Sei ein Mensch
Unsere Abschlussfahrt vor dem Abitur ging nach Israel - in den Osterferien. Zwei Wochen Arbeit im Kibbuz, eine Woche Rundreise, gefördert von der Bundesregierung, deshalb bezahlbar. Der Kibbuz lag am See Genezareth, viele junge Freiwillige aus aller Welt kamen hier zusammen.
Arbeit von 6 - 11 Uhr, dann Freizeit
Arbeitseinsatz war von 6 bis 11 Uhr, danach war Freizeit angesagt. Es fühlte sich wie Urlaub an. Wir ernteten Pampelmusen und Bananen, arbeiteten in einer kleinen Herstellung für Beach Ball-Schläger, kümmerten uns um die Hühner oder waren eingeteilt zum Küchendienst. Den mochten alle am wenigsten, ließ sich aber nicht vermeiden.
Wir hatten mal wieder lange gefeiert, wenig geschlafen und dann musste ausgerechnet ich zum Küchendienst. Die Dämpfe der Spülmaschine, die Gerüche – der Kreislauf machte nicht mit, ich kippte um. Eine ältere Frau, Mira, kümmerte sich um mich, schloss die Tür zu einem kleinen Nebenraum auf und sagte, ich solle mich auf die Couch legen.
Die Geschichte von Mira
Sie setzte sich neben mich. Sie trug ein kurzärmeliges Hemd. Die Nummer auf ihrem Arm war gut zu erkennen. Dann begann sie zu sprechen – leise, stockend, auf Deutsch. Sie habe ihren Mann, ihre Kinder und ihre Eltern in Auschwitz verloren. Sie sagte: Das ist das erste Mal, dass ich wieder Deutsch spreche.
Ich wusste sofort: Alles, was ich jetzt sage, kann falsch sein, nicht den richtigen Ton treffen. Ich war von der Situation überwältigt. Das Denken setzte aus. Plötzlich flossen meine Tränen - in Sturzbächen. Als ob sich eine Schleuse geöffnet hätte. Es hörte nicht mehr auf, es wurde schlimmer. Die Gedanken ertranken in einem Meer von Tränen.

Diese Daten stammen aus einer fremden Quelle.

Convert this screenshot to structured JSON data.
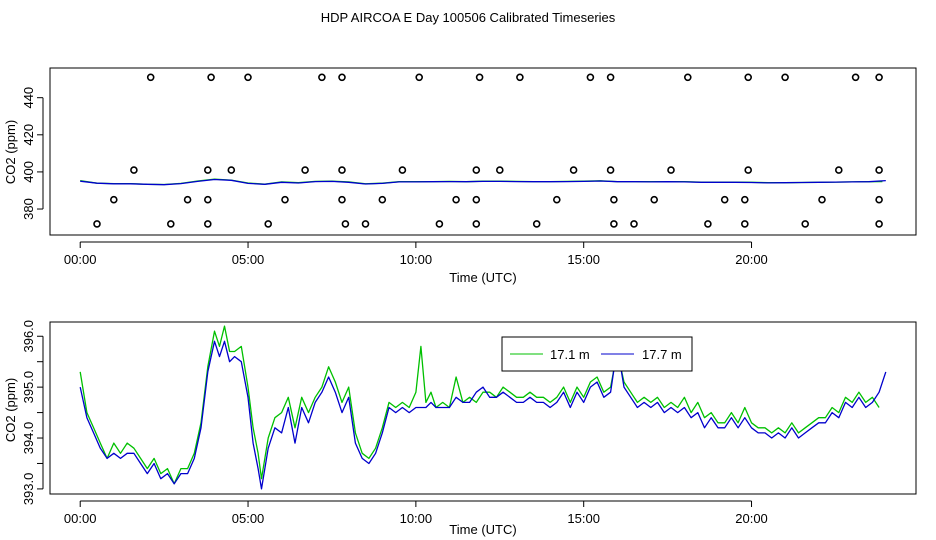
{
  "figure": {
    "title": "HDP AIRCOA E  Day 100506  Calibrated Timeseries"
  },
  "chart_data": [
    {
      "type": "line",
      "xlabel": "Time (UTC)",
      "ylabel": "CO2 (ppm)",
      "xlim": [
        -0.9,
        24.9
      ],
      "ylim": [
        366,
        456
      ],
      "x_ticks": [
        0,
        5,
        10,
        15,
        20
      ],
      "x_tick_labels": [
        "00:00",
        "05:00",
        "10:00",
        "15:00",
        "20:00"
      ],
      "y_ticks": [
        380,
        400,
        420,
        440
      ],
      "y_tick_labels": [
        "380",
        "400",
        "420",
        "440"
      ],
      "grid": false,
      "series": [
        {
          "color": "#00c000",
          "x": [
            0,
            0.5,
            1,
            1.5,
            2,
            2.5,
            3,
            3.5,
            4,
            4.5,
            5,
            5.5,
            6,
            6.5,
            7,
            7.5,
            8,
            8.5,
            9,
            9.5,
            10,
            10.5,
            11,
            11.5,
            12,
            12.5,
            13,
            13.5,
            14,
            14.5,
            15,
            15.5,
            16,
            16.5,
            17,
            17.5,
            18,
            18.5,
            19,
            19.5,
            20,
            20.5,
            21,
            21.5,
            22,
            22.5,
            23,
            23.5,
            23.9
          ],
          "y": [
            395.3,
            393.9,
            393.7,
            393.7,
            393.3,
            393.2,
            393.8,
            395.1,
            396.1,
            395.6,
            394.0,
            393.4,
            394.6,
            394.2,
            394.9,
            395.0,
            394.6,
            393.6,
            393.9,
            394.7,
            394.7,
            394.8,
            394.9,
            394.7,
            395.0,
            395.0,
            394.9,
            394.8,
            394.8,
            394.9,
            395.0,
            395.2,
            394.8,
            394.8,
            394.7,
            394.8,
            394.7,
            394.5,
            394.5,
            394.5,
            394.4,
            394.2,
            394.2,
            394.3,
            394.4,
            394.5,
            394.6,
            394.7,
            394.8
          ]
        },
        {
          "color": "#0000cc",
          "x": [
            0,
            0.5,
            1,
            1.5,
            2,
            2.5,
            3,
            3.5,
            4,
            4.5,
            5,
            5.5,
            6,
            6.5,
            7,
            7.5,
            8,
            8.5,
            9,
            9.5,
            10,
            10.5,
            11,
            11.5,
            12,
            12.5,
            13,
            13.5,
            14,
            14.5,
            15,
            15.5,
            16,
            16.5,
            17,
            17.5,
            18,
            18.5,
            19,
            19.5,
            20,
            20.5,
            21,
            21.5,
            22,
            22.5,
            23,
            23.5,
            24
          ],
          "y": [
            395.0,
            393.9,
            393.6,
            393.6,
            393.3,
            393.1,
            393.7,
            394.9,
            395.9,
            395.5,
            393.8,
            393.3,
            394.4,
            394.0,
            394.8,
            394.9,
            394.4,
            393.5,
            393.8,
            394.6,
            394.6,
            394.7,
            394.8,
            394.7,
            394.9,
            394.9,
            394.8,
            394.7,
            394.7,
            394.8,
            394.9,
            395.1,
            394.7,
            394.7,
            394.6,
            394.7,
            394.6,
            394.4,
            394.4,
            394.4,
            394.3,
            394.1,
            394.2,
            394.3,
            394.4,
            394.5,
            394.6,
            394.7,
            395.3
          ]
        }
      ],
      "scatter_points": {
        "marker": "open-circle",
        "color": "#000000",
        "x": [
          0.5,
          2.7,
          3.8,
          5.6,
          7.9,
          8.5,
          10.7,
          11.8,
          13.6,
          15.9,
          16.5,
          18.7,
          19.8,
          21.6,
          23.8,
          1.0,
          3.2,
          3.8,
          6.1,
          7.8,
          9.0,
          11.2,
          11.8,
          14.2,
          15.9,
          17.1,
          19.2,
          19.8,
          22.1,
          23.8,
          1.6,
          3.8,
          4.5,
          6.7,
          7.8,
          9.6,
          11.8,
          12.5,
          14.7,
          15.8,
          17.6,
          19.9,
          22.6,
          23.8,
          2.1,
          3.9,
          5.0,
          7.2,
          7.8,
          10.1,
          11.9,
          13.1,
          15.2,
          15.8,
          18.1,
          19.9,
          21.0,
          23.1,
          23.8
        ],
        "y": [
          372,
          372,
          372,
          372,
          372,
          372,
          372,
          372,
          372,
          372,
          372,
          372,
          372,
          372,
          372,
          385,
          385,
          385,
          385,
          385,
          385,
          385,
          385,
          385,
          385,
          385,
          385,
          385,
          385,
          385,
          401,
          401,
          401,
          401,
          401,
          401,
          401,
          401,
          401,
          401,
          401,
          401,
          401,
          401,
          451,
          451,
          451,
          451,
          451,
          451,
          451,
          451,
          451,
          451,
          451,
          451,
          451,
          451,
          451
        ]
      }
    },
    {
      "type": "line",
      "xlabel": "Time (UTC)",
      "ylabel": "CO2 (ppm)",
      "xlim": [
        -0.9,
        24.9
      ],
      "ylim": [
        392.9,
        396.28
      ],
      "x_ticks": [
        0,
        5,
        10,
        15,
        20
      ],
      "x_tick_labels": [
        "00:00",
        "05:00",
        "10:00",
        "15:00",
        "20:00"
      ],
      "y_ticks": [
        393.0,
        394.0,
        395.0,
        396.0
      ],
      "y_tick_labels": [
        "393.0",
        "394.0",
        "395.0",
        "396.0"
      ],
      "y_minor_ticks": [
        393.5,
        394.5,
        395.5
      ],
      "grid": false,
      "legend": "top-center",
      "series": [
        {
          "name": "17.1 m",
          "color": "#00c000",
          "x": [
            0,
            0.2,
            0.4,
            0.6,
            0.8,
            1.0,
            1.2,
            1.4,
            1.6,
            1.8,
            2.0,
            2.2,
            2.4,
            2.6,
            2.8,
            3.0,
            3.2,
            3.4,
            3.6,
            3.8,
            4.0,
            4.15,
            4.3,
            4.45,
            4.6,
            4.8,
            5.0,
            5.15,
            5.3,
            5.4,
            5.6,
            5.8,
            6.0,
            6.2,
            6.4,
            6.6,
            6.8,
            7.0,
            7.2,
            7.4,
            7.6,
            7.8,
            8.0,
            8.2,
            8.4,
            8.6,
            8.8,
            9.0,
            9.2,
            9.4,
            9.6,
            9.8,
            10.0,
            10.15,
            10.3,
            10.45,
            10.6,
            10.8,
            11.0,
            11.2,
            11.4,
            11.6,
            11.8,
            12.0,
            12.2,
            12.4,
            12.6,
            12.8,
            13.0,
            13.2,
            13.4,
            13.6,
            13.8,
            14.0,
            14.2,
            14.4,
            14.6,
            14.8,
            15.0,
            15.2,
            15.4,
            15.6,
            15.8,
            16.0,
            16.2,
            16.4,
            16.6,
            16.8,
            17.0,
            17.2,
            17.4,
            17.6,
            17.8,
            18.0,
            18.2,
            18.4,
            18.6,
            18.8,
            19.0,
            19.2,
            19.4,
            19.6,
            19.8,
            20.0,
            20.2,
            20.4,
            20.6,
            20.8,
            21.0,
            21.2,
            21.4,
            21.6,
            21.8,
            22.0,
            22.2,
            22.4,
            22.6,
            22.8,
            23.0,
            23.2,
            23.4,
            23.6,
            23.8
          ],
          "y": [
            395.3,
            394.5,
            394.2,
            393.9,
            393.6,
            393.9,
            393.7,
            393.9,
            393.8,
            393.6,
            393.4,
            393.6,
            393.3,
            393.4,
            393.1,
            393.4,
            393.4,
            393.7,
            394.3,
            395.4,
            396.1,
            395.8,
            396.2,
            395.7,
            395.7,
            395.8,
            395.0,
            394.2,
            393.7,
            393.2,
            394.0,
            394.4,
            394.5,
            394.8,
            394.2,
            394.8,
            394.5,
            394.8,
            395.0,
            395.4,
            395.1,
            394.7,
            395.0,
            394.1,
            393.7,
            393.6,
            393.8,
            394.2,
            394.7,
            394.6,
            394.7,
            394.6,
            394.9,
            395.8,
            394.7,
            394.9,
            394.6,
            394.7,
            394.6,
            395.2,
            394.7,
            394.8,
            394.7,
            394.9,
            394.9,
            394.8,
            395.0,
            394.9,
            394.8,
            394.8,
            394.9,
            394.8,
            394.8,
            394.7,
            394.8,
            395.0,
            394.7,
            395.0,
            394.8,
            395.1,
            395.2,
            394.9,
            395.0,
            395.7,
            395.1,
            394.9,
            394.7,
            394.8,
            394.7,
            394.8,
            394.6,
            394.7,
            394.6,
            394.8,
            394.5,
            394.7,
            394.4,
            394.5,
            394.3,
            394.3,
            394.5,
            394.3,
            394.6,
            394.3,
            394.2,
            394.2,
            394.1,
            394.2,
            394.1,
            394.3,
            394.1,
            394.2,
            394.3,
            394.4,
            394.4,
            394.6,
            394.5,
            394.8,
            394.7,
            394.9,
            394.7,
            394.8,
            394.6
          ]
        },
        {
          "name": "17.7 m",
          "color": "#0000cc",
          "x": [
            0,
            0.2,
            0.4,
            0.6,
            0.8,
            1.0,
            1.2,
            1.4,
            1.6,
            1.8,
            2.0,
            2.2,
            2.4,
            2.6,
            2.8,
            3.0,
            3.2,
            3.4,
            3.6,
            3.8,
            4.0,
            4.15,
            4.3,
            4.45,
            4.6,
            4.8,
            5.0,
            5.15,
            5.3,
            5.4,
            5.6,
            5.8,
            6.0,
            6.2,
            6.4,
            6.6,
            6.8,
            7.0,
            7.2,
            7.4,
            7.6,
            7.8,
            8.0,
            8.2,
            8.4,
            8.6,
            8.8,
            9.0,
            9.2,
            9.4,
            9.6,
            9.8,
            10.0,
            10.15,
            10.3,
            10.45,
            10.6,
            10.8,
            11.0,
            11.2,
            11.4,
            11.6,
            11.8,
            12.0,
            12.2,
            12.4,
            12.6,
            12.8,
            13.0,
            13.2,
            13.4,
            13.6,
            13.8,
            14.0,
            14.2,
            14.4,
            14.6,
            14.8,
            15.0,
            15.2,
            15.4,
            15.6,
            15.8,
            16.0,
            16.2,
            16.4,
            16.6,
            16.8,
            17.0,
            17.2,
            17.4,
            17.6,
            17.8,
            18.0,
            18.2,
            18.4,
            18.6,
            18.8,
            19.0,
            19.2,
            19.4,
            19.6,
            19.8,
            20.0,
            20.2,
            20.4,
            20.6,
            20.8,
            21.0,
            21.2,
            21.4,
            21.6,
            21.8,
            22.0,
            22.2,
            22.4,
            22.6,
            22.8,
            23.0,
            23.2,
            23.4,
            23.6,
            23.8,
            24.0
          ],
          "y": [
            395.0,
            394.4,
            394.1,
            393.8,
            393.6,
            393.7,
            393.6,
            393.7,
            393.7,
            393.5,
            393.3,
            393.5,
            393.2,
            393.3,
            393.1,
            393.3,
            393.3,
            393.6,
            394.2,
            395.3,
            395.9,
            395.6,
            395.9,
            395.5,
            395.6,
            395.5,
            394.8,
            393.9,
            393.4,
            393.0,
            393.8,
            394.2,
            394.1,
            394.6,
            393.9,
            394.6,
            394.3,
            394.7,
            394.9,
            395.2,
            394.9,
            394.5,
            394.8,
            393.9,
            393.6,
            393.5,
            393.7,
            394.1,
            394.6,
            394.5,
            394.6,
            394.5,
            394.6,
            394.6,
            394.6,
            394.7,
            394.6,
            394.6,
            394.6,
            394.8,
            394.7,
            394.7,
            394.9,
            395.0,
            394.8,
            394.8,
            394.9,
            394.8,
            394.7,
            394.7,
            394.8,
            394.7,
            394.7,
            394.6,
            394.7,
            394.9,
            394.6,
            394.9,
            394.7,
            395.0,
            395.1,
            394.8,
            394.9,
            395.8,
            395.0,
            394.8,
            394.6,
            394.7,
            394.6,
            394.7,
            394.5,
            394.6,
            394.5,
            394.6,
            394.4,
            394.5,
            394.2,
            394.4,
            394.2,
            394.2,
            394.4,
            394.2,
            394.4,
            394.2,
            394.1,
            394.1,
            394.0,
            394.1,
            394.0,
            394.2,
            394.0,
            394.1,
            394.2,
            394.3,
            394.3,
            394.5,
            394.4,
            394.7,
            394.6,
            394.8,
            394.6,
            394.7,
            394.9,
            395.3
          ]
        }
      ]
    }
  ]
}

Mira, die Jüdin, tröstet ein Mädchen, das aus dem Land kommt, in dem ihre Familie umgebracht worden ist
Die Jüdin Mira ergriff ruhig meine Hand und hielt sie fest. Mit der anderen Hand tätschelte sie meinen Arm. Sie tröstete mich – die Deutsche, deren Vorfahren zu den Nazitätern gehört haben können. Es war die vielleicht wichtigste Lektion in meinen Leben. „Sei ein Mensch“ könnte darüberstehen. Nie wieder habe ich so viele Tränen vergossen wie an diesem Tag.